When adding new nodes to the cluster sometime after initial deployment, it is recommended that the Rebalance Disk option be selected under Cluster Management. As seen in the preceding figure, the warning advises that this is a very disruptive operation that may take hours and, as such, it is recommended that this be a planned maintenance activity. The amount of time this operation will take will vary depending on the size of the existing cluster and the amount of data in the FSDB. As you can probably imagine, if you are adding the eighth node to an existing seven-node cluster with tens of thousands of resources, there could potentially be several TBs of data that need to be re-sharded over the entire cluster. It is also strongly recommended that when adding new nodes the disk capacity and performance match that of existing nodes, as the Rebalance Disk operation assumes this is the case.

This activity is not required to start receiving the compute and network load balancing benefits of the new node. This can be achieved by selecting the Rebalance GemFire option, which is a far less disruptive process. As per the description, this process re-partitions the JVM buckets, balancing the memory across all active nodes in the GemFire federation. With the GemFire cache balanced across all nodes, the compute and network demand should be roughly equal across all the nodes in the cluster.

Although this allows early benefit from adding a new node into an existing cluster, unless a large number of new resources is discovered by the system shortly afterward, the majority of disk I/O for persisted, sharded data will occur on other nodes.
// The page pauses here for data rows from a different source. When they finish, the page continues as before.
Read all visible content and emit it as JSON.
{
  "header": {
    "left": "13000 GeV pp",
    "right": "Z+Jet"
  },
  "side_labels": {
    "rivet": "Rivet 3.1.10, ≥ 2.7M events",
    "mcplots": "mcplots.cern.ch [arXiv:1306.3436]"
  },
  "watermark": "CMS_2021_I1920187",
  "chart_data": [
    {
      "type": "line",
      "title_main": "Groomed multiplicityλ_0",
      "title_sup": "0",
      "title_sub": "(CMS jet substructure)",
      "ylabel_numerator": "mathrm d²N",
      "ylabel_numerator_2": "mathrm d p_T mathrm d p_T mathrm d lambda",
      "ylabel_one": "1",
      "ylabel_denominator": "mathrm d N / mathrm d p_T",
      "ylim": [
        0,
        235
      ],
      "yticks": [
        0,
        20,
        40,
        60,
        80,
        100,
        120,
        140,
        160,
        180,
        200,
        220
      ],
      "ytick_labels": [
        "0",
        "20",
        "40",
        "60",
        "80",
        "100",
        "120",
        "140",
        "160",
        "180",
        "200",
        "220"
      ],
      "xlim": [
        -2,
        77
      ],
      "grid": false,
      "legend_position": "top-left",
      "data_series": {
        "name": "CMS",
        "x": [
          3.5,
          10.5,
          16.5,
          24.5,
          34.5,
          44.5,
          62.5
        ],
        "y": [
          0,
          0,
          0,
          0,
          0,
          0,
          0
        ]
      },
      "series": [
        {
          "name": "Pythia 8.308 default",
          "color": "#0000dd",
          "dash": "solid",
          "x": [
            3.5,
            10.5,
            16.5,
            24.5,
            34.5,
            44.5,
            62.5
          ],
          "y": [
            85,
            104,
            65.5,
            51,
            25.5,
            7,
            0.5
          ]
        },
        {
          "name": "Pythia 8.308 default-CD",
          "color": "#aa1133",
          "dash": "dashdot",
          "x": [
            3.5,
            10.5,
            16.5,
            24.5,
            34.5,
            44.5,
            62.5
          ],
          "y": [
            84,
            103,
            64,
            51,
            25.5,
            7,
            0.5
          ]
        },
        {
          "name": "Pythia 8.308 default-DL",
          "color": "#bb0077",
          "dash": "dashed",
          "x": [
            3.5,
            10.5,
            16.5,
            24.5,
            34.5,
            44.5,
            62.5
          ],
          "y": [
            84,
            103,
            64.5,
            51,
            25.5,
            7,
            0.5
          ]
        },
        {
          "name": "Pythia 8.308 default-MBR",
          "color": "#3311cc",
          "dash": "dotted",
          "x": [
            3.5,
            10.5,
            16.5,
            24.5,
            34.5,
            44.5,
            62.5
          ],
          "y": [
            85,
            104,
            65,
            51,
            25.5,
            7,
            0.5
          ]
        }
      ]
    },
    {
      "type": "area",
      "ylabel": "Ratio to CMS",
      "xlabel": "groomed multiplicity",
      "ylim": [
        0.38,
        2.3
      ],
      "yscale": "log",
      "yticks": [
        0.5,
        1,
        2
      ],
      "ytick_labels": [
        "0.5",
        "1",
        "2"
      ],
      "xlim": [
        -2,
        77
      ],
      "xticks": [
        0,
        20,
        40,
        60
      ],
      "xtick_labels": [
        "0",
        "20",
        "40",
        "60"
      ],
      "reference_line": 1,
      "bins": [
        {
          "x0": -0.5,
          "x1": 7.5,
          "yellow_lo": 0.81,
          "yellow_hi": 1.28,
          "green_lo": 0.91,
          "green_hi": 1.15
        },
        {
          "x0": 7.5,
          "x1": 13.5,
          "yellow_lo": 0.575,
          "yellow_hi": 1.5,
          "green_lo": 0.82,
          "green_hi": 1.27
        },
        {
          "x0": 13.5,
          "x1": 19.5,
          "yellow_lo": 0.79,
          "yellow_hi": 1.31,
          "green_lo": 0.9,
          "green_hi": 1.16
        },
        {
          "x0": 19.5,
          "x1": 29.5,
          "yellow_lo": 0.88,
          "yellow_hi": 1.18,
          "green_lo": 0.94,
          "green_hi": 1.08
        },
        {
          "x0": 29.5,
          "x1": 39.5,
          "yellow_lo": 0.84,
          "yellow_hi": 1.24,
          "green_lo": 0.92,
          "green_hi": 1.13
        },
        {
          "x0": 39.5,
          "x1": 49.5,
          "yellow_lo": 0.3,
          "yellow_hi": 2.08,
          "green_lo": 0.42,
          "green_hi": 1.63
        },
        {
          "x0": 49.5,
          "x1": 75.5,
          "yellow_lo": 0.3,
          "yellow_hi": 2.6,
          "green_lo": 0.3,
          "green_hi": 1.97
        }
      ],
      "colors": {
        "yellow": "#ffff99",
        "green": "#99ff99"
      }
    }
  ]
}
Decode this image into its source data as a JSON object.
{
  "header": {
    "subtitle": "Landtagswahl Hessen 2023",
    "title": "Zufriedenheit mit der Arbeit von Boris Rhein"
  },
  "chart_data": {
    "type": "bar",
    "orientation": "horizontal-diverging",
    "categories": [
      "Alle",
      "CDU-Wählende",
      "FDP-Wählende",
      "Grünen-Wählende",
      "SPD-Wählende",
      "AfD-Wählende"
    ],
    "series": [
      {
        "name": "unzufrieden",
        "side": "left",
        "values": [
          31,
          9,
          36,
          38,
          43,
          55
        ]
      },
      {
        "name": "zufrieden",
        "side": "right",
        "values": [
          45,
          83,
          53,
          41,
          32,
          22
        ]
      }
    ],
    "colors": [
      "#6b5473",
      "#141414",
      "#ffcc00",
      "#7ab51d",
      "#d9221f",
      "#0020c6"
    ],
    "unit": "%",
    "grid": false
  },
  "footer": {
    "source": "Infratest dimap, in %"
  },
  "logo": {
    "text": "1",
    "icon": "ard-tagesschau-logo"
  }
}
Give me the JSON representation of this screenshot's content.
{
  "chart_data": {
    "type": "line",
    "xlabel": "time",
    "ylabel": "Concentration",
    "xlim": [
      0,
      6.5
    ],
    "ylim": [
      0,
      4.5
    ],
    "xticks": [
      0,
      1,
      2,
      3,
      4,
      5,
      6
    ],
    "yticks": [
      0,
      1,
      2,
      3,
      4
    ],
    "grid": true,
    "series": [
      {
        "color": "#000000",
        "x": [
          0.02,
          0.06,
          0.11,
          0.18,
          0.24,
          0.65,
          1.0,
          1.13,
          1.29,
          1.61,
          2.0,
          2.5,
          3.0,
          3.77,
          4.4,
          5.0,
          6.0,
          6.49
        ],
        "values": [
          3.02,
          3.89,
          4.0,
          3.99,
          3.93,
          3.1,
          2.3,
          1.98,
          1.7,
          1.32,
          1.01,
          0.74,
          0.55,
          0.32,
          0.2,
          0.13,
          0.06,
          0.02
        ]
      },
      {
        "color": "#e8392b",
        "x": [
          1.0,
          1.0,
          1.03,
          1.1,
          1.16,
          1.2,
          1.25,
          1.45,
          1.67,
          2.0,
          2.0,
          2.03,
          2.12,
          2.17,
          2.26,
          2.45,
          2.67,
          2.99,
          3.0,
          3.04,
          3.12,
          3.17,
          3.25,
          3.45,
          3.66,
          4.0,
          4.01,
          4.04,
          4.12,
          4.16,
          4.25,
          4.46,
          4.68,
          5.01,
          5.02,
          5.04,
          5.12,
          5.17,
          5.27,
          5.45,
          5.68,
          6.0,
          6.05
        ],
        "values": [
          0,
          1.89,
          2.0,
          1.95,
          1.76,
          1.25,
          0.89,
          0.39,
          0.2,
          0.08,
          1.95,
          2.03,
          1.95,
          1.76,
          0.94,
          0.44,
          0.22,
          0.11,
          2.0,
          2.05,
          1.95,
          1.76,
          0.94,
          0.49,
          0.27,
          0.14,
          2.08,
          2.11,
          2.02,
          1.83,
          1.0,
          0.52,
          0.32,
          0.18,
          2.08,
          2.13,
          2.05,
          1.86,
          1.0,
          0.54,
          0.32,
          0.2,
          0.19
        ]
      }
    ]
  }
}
Apart from adding nodes, vRealize Operations also allows the removal of a node at any time, as long as it has been taken offline first. This can be valuable if a cluster was originally oversized for a requirement, and is considered a waste of physical compute resource; however, this task should not be taken lightly, as the removal of a data node without HA enabled will result in the loss of all metrics on that node. As such, it is recommended that removing nodes from the cluster is generally avoided.

If the permanent removal of a data node is necessary, ensure HA is first enabled to prevent data loss.